The whale flap stems from oil and gas
exploration just being started by Woodside off the west
coast of Victoria, Australia. The company is using
hundreds of explosive undersea air blasts, similar to
bombs, to map the subsurface strata of a potential oil and
gas field.
Woodside’s
environmental report in Australia
acknowledges, “There may be some temporary
displacement of (whales) as a result of the seismic survey
and localized impacts on feeding behavior.”
Peter Gill, a whale expert quoted by the
Sydney Morning Herald, said “there is no doubt that
the sounds produced by seismic air guns are right in the
frequencies used by blue whales for
communication.” Experts said the
exploration is likely to drive away dozens of endangered
blue whales that congregate there every Southern
Hemisphere summer, when ocean currents concentrate krill
and attract the leviathans.
Woodside’s American official told The
News Friday, “I don’t really see any relationship
with us. Not any type of similar equipment would be used
here,” Larson said.
California whales, he said, would not be
affected by the Woodside LNG terminal planned for Santa
Monica Bay, called “Ocean- Way,” because it would
be 22 miles off the nearest coast, Point Dume, and whales like
to stay by the shoreline.
That theory is hotly disputed by some
whale experts, who said frequent whale sightings in the
San Pedro Channel and Channel Islands show that the
Woodside site, which likely will also generate loud noise,
is exactly on a migratory whale path.
Compounding Woodside’s bad
public relations month was a small fire at its mammoth Karratha
gas processing facility in Western Australia, where LNG
cargo schedules were disrupted for several days and natural gas
deliveries to the Perth region were cut off early this month.

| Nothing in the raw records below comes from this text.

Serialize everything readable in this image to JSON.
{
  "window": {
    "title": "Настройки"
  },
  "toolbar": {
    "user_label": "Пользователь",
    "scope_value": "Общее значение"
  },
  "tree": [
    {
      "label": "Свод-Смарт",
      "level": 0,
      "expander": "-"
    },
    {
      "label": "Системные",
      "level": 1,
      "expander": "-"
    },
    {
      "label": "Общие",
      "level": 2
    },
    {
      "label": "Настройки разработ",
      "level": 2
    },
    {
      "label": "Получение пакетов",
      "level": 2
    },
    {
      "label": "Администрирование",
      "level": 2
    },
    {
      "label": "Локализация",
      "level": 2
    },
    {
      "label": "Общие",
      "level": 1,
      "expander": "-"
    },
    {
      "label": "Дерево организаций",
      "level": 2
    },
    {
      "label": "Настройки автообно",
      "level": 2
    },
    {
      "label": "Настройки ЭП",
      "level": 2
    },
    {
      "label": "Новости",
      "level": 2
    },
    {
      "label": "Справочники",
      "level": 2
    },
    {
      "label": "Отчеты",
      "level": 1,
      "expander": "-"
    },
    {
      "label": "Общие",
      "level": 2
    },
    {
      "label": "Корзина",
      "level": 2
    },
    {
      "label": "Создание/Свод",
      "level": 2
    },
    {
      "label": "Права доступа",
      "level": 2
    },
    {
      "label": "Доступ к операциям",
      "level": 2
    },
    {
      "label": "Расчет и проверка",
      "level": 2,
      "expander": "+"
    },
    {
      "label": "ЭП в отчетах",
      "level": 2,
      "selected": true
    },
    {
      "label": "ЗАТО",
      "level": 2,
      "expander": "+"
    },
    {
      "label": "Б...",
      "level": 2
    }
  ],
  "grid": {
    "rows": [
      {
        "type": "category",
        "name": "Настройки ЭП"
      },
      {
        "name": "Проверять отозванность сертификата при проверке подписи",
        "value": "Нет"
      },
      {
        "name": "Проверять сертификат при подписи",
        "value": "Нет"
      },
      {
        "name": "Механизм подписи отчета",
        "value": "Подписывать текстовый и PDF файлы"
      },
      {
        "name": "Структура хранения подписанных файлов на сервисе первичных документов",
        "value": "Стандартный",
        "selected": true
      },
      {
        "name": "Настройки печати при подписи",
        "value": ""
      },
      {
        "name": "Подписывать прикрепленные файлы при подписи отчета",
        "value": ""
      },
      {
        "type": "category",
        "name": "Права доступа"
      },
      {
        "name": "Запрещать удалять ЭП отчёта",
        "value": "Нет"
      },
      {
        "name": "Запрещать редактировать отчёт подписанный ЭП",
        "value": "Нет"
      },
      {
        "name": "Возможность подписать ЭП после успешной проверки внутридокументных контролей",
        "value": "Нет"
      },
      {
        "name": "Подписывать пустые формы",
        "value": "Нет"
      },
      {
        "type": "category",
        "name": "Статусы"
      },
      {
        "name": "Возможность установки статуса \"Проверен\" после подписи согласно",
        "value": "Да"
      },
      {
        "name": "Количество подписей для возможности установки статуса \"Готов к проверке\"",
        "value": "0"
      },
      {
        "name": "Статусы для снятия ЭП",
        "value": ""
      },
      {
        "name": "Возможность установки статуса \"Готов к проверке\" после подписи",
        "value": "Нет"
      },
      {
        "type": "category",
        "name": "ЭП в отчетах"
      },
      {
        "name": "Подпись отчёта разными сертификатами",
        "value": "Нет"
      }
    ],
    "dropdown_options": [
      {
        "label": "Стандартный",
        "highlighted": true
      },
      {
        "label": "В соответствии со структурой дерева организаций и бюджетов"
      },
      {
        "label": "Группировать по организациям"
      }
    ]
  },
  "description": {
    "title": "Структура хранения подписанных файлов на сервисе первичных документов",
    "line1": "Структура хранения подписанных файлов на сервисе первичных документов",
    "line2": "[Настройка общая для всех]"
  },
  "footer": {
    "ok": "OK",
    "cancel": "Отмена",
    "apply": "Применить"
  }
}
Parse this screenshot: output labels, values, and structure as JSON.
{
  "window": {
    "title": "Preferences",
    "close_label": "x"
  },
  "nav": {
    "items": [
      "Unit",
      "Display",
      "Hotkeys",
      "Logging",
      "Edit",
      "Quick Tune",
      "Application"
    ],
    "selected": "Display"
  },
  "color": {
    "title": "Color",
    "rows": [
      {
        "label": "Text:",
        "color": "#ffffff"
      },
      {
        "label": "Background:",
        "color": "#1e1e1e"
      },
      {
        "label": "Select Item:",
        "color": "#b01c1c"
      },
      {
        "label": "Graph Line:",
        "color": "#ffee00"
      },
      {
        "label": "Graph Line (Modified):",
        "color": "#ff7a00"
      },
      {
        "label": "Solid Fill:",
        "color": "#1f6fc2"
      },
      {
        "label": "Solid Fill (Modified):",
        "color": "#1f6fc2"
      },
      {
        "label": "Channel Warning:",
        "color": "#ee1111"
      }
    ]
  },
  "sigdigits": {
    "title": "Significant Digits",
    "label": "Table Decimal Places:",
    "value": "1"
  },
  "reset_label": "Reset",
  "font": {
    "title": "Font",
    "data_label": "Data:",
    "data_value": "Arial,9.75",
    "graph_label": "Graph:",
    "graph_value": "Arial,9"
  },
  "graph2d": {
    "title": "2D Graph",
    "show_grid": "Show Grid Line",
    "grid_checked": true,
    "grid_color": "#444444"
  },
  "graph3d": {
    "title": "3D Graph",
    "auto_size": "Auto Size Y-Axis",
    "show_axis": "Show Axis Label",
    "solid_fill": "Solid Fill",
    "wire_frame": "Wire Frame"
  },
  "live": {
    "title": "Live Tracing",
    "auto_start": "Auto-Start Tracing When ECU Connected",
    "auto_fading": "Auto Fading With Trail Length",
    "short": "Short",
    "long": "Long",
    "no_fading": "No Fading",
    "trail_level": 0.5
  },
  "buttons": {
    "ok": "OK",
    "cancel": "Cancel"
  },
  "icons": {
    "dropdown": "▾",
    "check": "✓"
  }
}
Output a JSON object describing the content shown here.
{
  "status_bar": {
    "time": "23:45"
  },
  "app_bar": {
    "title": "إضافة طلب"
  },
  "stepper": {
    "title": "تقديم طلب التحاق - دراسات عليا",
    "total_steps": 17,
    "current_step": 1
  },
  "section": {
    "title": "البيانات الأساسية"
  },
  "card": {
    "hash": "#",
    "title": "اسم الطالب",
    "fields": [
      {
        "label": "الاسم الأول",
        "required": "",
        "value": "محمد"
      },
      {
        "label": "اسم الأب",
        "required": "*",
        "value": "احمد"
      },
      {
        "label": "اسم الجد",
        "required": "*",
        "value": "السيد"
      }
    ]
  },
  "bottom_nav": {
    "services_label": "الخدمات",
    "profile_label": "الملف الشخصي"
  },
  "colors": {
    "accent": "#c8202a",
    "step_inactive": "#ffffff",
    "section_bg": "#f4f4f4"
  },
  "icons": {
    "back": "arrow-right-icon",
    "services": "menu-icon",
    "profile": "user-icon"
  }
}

Electrical generation was diminished all
across the state owing to fuel shortages, and customers were
asked to throttle back air conditioning on a 107-degree
afternoon. The Western Australia government has
opened what it calls a “please explain” inquiry to
Woodside as to what happened.
The Woodside “Ocean Way”
project is one of three active LNG proposals for the Southern
California coast. It is currently undergoing environmental
review by the U.S. Maritime Administration, the Coast
Guard, and the City of Los Angeles where the
pipelines would come ashore. A decision on it, as well as
an unrelated LNG terminal proposed for an offshore oil rig near
Ventura, could come next year.
Malibu residents galvanized last year
to help successfully defeat BHP Billiton’s proposed
“Cabrillo Port” LNG terminal 13.8 miles off
Malibu’s westernmost point.
TERRORIST TARGET—The MV Limburg, a
French-owned oil tanker, was attacked by Al Qaeda
speedboats in the Arabian Sea in 2002. A new federal study says
the Coast Guard does not have enough ships or personnel to
protect LNG vessels proposed for U.S. waters. An application
for a terminal near Malibu was rejected last year over fears
that an LNG ship “could be run aground in Santa
Monica,” but two others are still proposed for the area.